A la hora de arreglar un encuentro amistoso el problema no es tanto la crisis de la novela, la desfiguración del sujeto o los excesos del lirismo, sino que las ciencias sociales, a menudo, son poco analíticas y de verbo fácil. Se puede argumentar que eso es lo que hace triunfar a algunos sociólogos en los estudios literarios. Que cada cual elija su cruz y cargue con ella.
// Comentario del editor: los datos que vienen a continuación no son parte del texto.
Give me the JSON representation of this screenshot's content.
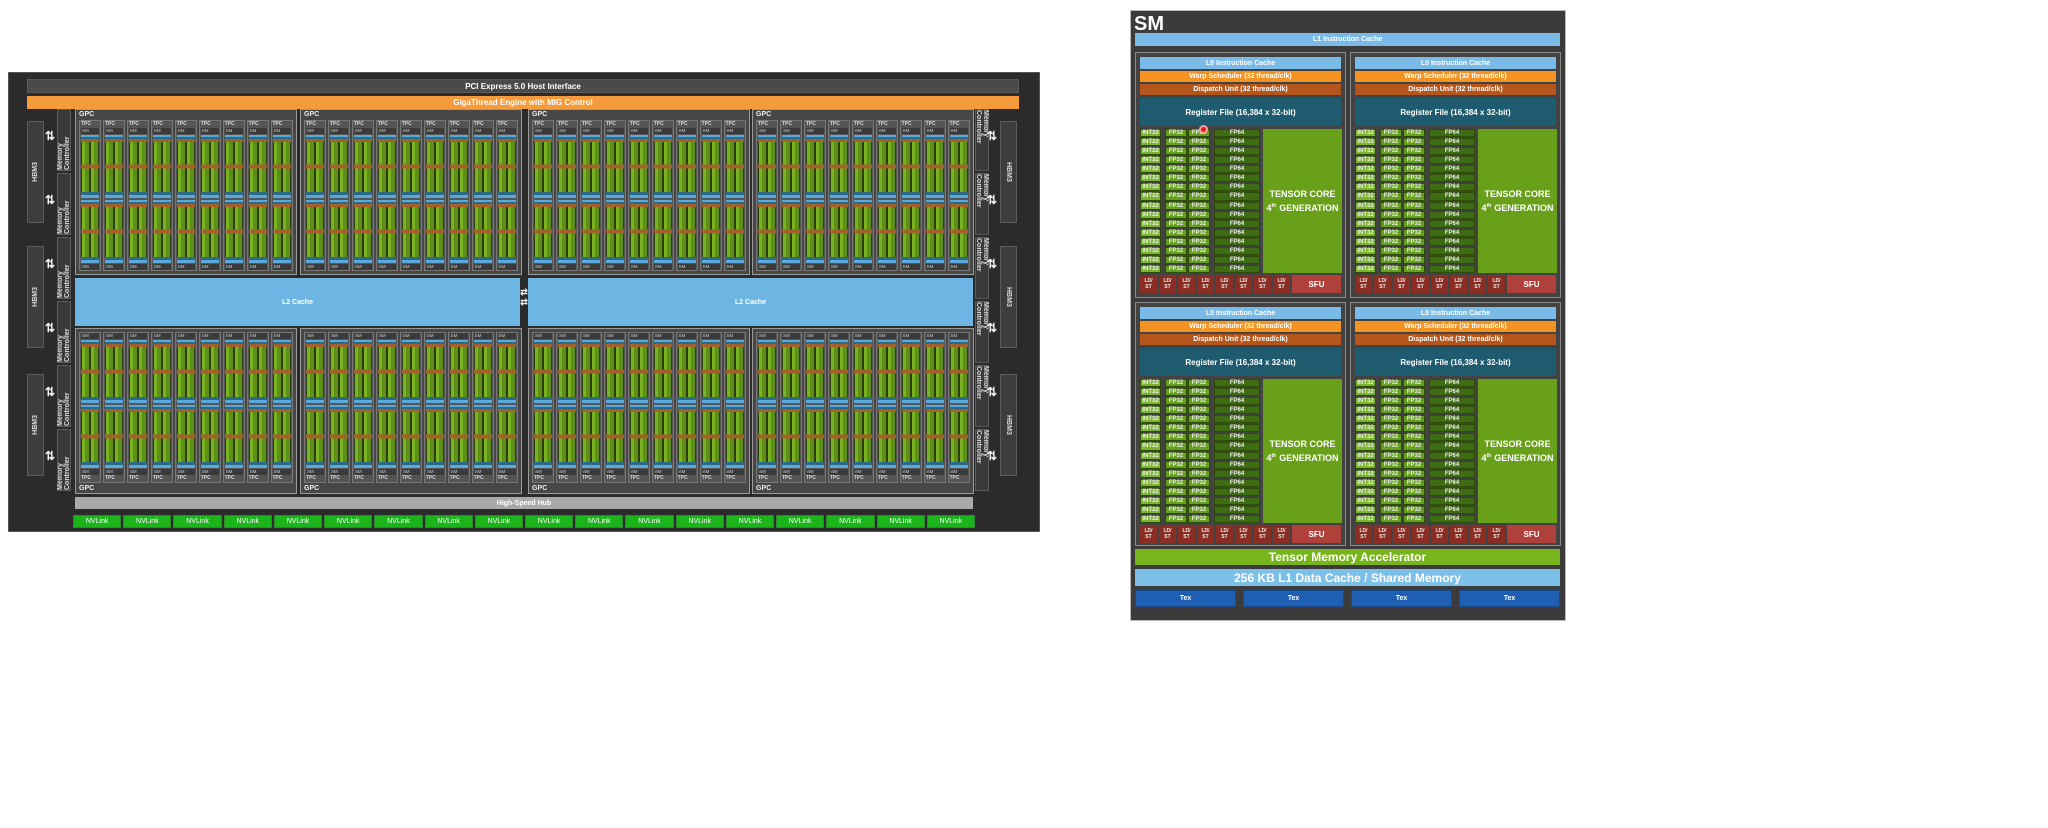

Un ejemplo muy bonito del primer tipo de contribución es El mundo de Odiseo (1954) de Moses Finley. Una regla que me parece básica, cuando se trata de ir a la literatura buscando realidad en lugar de creación (o además de ello), es que la distancia entre nosotros y el texto sea razonablemente grande pues, de lo contrario, suele haber fuentes más efectivas. El libro combina la crítica filológica con nociones obtenidas de la sociología y de la antropología para elucidar el retrato coherente de una sociedad semioculta en los poemas. Utilizando ciertas incongruencias y anacronismos del texto y razonando por analogía con los hechos que pueden encontrarse en otros poemas orales llegados hasta casi nuestro tiempo (por bardos aún activos en los Balcanes en el siglo pasado), nos pone en contacto auditivo con el punto más antiguo que es posible alcanzar en Occidente. Más atrás solo hay huesos y piedras, a veces algún fragmento inscrito, algún utensilio, pero no gente.
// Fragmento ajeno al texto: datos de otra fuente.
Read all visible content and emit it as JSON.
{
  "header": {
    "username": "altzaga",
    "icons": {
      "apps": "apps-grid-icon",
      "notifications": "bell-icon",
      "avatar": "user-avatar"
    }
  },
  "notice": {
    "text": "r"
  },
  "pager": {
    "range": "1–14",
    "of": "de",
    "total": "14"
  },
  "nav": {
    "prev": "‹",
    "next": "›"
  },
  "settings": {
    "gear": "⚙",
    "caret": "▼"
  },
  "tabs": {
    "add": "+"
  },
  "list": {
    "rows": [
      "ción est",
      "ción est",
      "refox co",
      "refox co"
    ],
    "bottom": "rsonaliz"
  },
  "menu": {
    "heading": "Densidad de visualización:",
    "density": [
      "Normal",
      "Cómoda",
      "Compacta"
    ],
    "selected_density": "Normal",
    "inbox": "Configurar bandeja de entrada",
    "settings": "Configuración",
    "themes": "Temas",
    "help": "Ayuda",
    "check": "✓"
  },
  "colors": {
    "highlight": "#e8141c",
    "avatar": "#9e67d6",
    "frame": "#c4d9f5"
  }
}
Antes de su investigación se creía que el mundo homérico era el mundo micénico, la Edad de Bronce; Finley sostuvo que no –algo confirmado poco después por la arqueología–, que era una evocación de ese mundo que, en realidad, sí contiene el eco de los “tiempos oscuros” que mediaron entre Homero, o quien codificara la tradición oral recibida, y los desaparecidos héroes micénicos a los que canta. Pero es un eco real, no una leyenda. Un mundo con una jerarquía social fuerte y simple, familias extensas, una ética clara, unas estructuras políticas rudimentarias en las que se encuentra una incipiente asamblea y una economía en la que predominan los intercambios de regalos y la rapiña sobre el comercio. Finley permite a nuestra imaginación sentir que escucha a un bardo que menciona algunas cosas que él sí ha visto, en medio de un relato puramente imaginado. Hay una verdadera revelación, no una repetición del teatro crítico, con trama de guiñol, al que nos somete a veces el análisis socialmente consciente.
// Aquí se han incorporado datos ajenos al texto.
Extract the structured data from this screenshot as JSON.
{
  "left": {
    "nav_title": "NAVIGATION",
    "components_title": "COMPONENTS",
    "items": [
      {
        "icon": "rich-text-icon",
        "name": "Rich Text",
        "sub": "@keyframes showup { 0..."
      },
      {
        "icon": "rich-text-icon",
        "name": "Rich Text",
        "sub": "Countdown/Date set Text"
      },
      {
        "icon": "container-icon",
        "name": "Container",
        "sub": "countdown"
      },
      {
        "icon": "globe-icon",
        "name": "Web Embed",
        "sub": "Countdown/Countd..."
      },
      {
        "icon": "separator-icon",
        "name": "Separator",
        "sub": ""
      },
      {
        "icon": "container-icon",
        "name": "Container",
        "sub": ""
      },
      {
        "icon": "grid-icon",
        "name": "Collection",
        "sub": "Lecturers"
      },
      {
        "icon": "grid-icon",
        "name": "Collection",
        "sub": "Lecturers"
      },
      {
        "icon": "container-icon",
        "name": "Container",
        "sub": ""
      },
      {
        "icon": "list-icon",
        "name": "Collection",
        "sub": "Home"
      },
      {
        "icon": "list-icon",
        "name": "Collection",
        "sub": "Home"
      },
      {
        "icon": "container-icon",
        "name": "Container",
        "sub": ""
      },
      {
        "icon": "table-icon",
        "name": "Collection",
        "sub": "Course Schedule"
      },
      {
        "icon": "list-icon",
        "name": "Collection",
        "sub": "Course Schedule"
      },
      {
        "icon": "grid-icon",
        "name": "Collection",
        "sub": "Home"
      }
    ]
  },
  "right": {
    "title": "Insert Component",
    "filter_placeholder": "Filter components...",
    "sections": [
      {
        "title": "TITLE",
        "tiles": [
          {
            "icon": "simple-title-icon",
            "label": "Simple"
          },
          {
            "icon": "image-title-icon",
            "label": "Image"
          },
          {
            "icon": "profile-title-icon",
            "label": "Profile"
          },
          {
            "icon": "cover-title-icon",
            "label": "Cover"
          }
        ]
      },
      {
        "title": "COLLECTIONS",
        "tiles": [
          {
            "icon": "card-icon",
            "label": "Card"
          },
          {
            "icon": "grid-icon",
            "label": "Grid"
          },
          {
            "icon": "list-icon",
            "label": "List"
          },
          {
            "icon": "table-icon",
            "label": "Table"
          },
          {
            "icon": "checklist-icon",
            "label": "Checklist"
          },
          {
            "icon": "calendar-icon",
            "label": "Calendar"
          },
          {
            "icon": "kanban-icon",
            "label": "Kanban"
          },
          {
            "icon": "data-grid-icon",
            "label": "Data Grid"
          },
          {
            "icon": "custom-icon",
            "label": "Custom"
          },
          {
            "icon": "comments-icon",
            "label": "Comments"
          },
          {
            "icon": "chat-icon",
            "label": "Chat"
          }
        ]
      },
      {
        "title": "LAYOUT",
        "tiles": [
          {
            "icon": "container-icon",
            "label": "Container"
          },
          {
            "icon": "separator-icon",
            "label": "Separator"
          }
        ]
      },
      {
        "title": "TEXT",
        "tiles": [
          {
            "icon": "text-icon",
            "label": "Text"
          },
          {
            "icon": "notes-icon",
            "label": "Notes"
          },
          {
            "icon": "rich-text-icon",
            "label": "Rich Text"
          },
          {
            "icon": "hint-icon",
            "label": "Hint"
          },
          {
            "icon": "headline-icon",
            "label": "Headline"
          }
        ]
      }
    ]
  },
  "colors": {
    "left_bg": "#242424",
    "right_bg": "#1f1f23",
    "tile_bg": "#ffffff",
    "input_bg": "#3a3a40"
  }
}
Un ejemplo muy cumplido del segundo tipo de acercamiento entre la ficción y la ciencia social lo ofrece Michael Suk-Young Chwe, un economista que ha escrito trabajos que son pequeños clásicos de la sociología y que dedica un libro entero a defender la tesis de que las novelas de Jane Austen pueden leerse como análisis de teoría de juegos escritos con los recursos de la literatura (Jane Austen, game theorist, 2013). Pese a la reputación que la teoría tiene aún en algunos círculos que podemos llamar humanistas, pensar estratégicamente (con “penetración”, diría Austen) es aún más necesario para los oprimidos que para los opresores. El libro comienza con un entremés sobre la racionalidad estratégica que contienen las tramas de los cuentos populares afroamericanos y sobre cómo esta tradición tuvo influencia en el movimiento de los derechos civiles. Este tipo de acción racional también es necesaria para las mujeres que deben sobrevivir en un mundo de hombres. Una interacción estratégica no es otra cosa que una situación en la que la mejor elección depende de lo que hagan los demás, y lo que los demás hagan puede depender de mi decisión. Para Chwe, Jane Austen no es que ofrezca ejemplos o ilustraciones, que ofrece muchos, sino que hace contribuciones genuinas planteando problemas nuevos para la teoría. En particular, un aspecto que le interesa mucho a Chwe es el de las personas que se niegan a entender que otras actúan estratégicamente, por lo que, a veces, pueden ser burladas con cierta facilidad, aunque esas personas lo hagan, posiblemente, para marcar su superioridad –evitando el mínimo ejercicio de ponerse en la situación del otro– en el juego más amplio que sostiene la jerarquía de su autoridad. Me parece imposible resumir la importancia de esto. Las contribuciones de Austen no terminan ahí y pueden ayudar a los interesados a entender esta teoría sin necesidad de hacer acrobacias con los formalismos o de hacer supuestos brutales sobre los motivos de las personas.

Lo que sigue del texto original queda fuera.